Gradient Based Clustering
This work provides a general and computationally efficient clustering approach for machine learning practitioners, but it is incremental as it builds on existing iterative methods with broader applicability.
The authors tackled the problem of distance-based clustering by proposing a gradient-based iterative method that works for a wide range of cost functions, including non-Bregman ones like Huber loss, and demonstrated its effectiveness through numerical experiments on real data.

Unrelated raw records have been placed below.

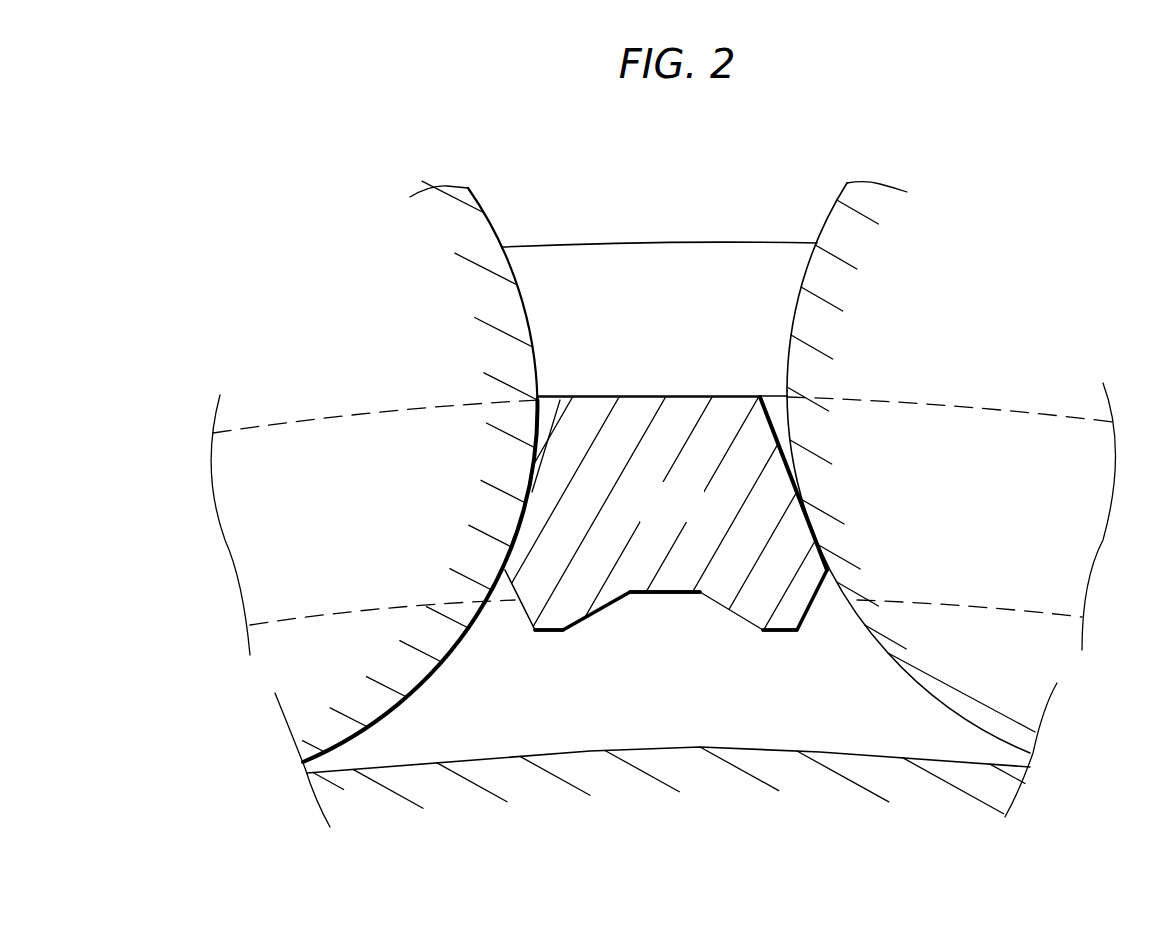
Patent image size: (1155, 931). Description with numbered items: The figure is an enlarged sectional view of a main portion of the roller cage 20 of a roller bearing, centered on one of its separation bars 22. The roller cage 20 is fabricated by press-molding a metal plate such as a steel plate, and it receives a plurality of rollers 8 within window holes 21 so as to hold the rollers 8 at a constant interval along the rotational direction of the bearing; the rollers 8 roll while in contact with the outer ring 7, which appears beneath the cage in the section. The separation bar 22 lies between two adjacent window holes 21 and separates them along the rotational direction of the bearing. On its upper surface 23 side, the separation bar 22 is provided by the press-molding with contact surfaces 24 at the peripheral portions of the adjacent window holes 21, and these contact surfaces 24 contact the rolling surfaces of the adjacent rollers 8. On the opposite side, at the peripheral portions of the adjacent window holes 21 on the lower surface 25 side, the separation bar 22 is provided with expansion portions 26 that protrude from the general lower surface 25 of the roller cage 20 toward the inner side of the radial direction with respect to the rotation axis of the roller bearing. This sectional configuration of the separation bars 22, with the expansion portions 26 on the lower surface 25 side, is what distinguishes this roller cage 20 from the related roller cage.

The outer ring 7 is at (665, 853).
The roller 8 is at (398, 313).
The roller cage 20 is at (561, 244).
The window hole 21 is at (332, 510).
The separation bar 22 is at (652, 511).
The upper surface 23 is at (670, 394).
The contact surface 24 is at (537, 425).
The lower surface 25 is at (663, 598).
The expansion portion 26 is at (557, 618).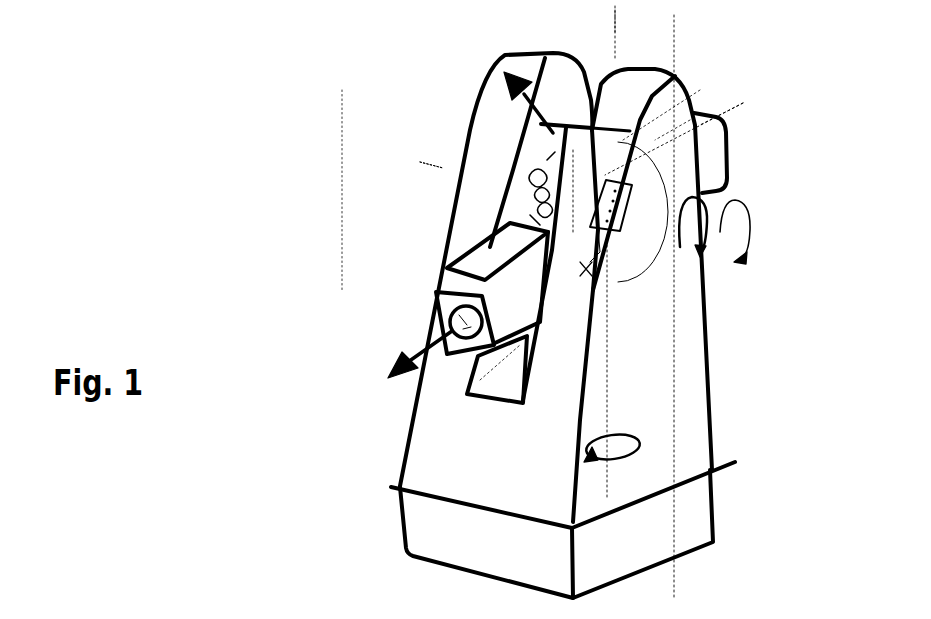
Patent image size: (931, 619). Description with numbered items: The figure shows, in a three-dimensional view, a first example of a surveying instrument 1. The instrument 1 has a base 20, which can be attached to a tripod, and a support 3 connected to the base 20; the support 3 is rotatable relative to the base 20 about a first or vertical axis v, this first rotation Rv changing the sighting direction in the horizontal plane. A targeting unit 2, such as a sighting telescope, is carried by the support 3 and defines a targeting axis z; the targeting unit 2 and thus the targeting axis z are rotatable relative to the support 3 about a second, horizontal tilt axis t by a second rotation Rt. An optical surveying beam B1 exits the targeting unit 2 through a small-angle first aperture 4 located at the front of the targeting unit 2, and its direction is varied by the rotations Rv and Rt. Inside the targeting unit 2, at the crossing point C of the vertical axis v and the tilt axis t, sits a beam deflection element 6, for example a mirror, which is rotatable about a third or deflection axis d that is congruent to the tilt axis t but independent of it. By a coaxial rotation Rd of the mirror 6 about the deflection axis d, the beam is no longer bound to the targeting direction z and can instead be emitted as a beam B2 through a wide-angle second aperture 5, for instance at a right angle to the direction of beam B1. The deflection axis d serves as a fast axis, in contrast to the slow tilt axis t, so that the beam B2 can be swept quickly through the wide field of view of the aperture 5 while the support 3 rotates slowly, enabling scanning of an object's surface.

The surveying instrument 1 is at (456, 44).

We propose a general approach for distance based clustering, using the gradient of the cost function that measures clustering quality with respect to cluster assignments and cluster center positions. The approach is an iterative two step procedure (alternating between cluster assignment and cluster center updates) and is applicable to a wide range of functions, satisfying some mild assumptions. The main advantage of the proposed approach is a simple and computationally cheap update rule. Unlike previous methods that specialize to a specific formulation of the clustering problem, our approach is applicable to a wide range of costs, including non-Bregman clustering methods based on the Huber loss. We analyze the convergence of the proposed algorithm, and show that it converges to the set of appropriately defined fixed points, under arbitrary center initialization. In the special case of Bregman cost functions, the algorithm converges to the set of centroidal Voronoi partitions, which is consistent with prior works. Numerical experiments on real data demonstrate the effectiveness of the proposed method.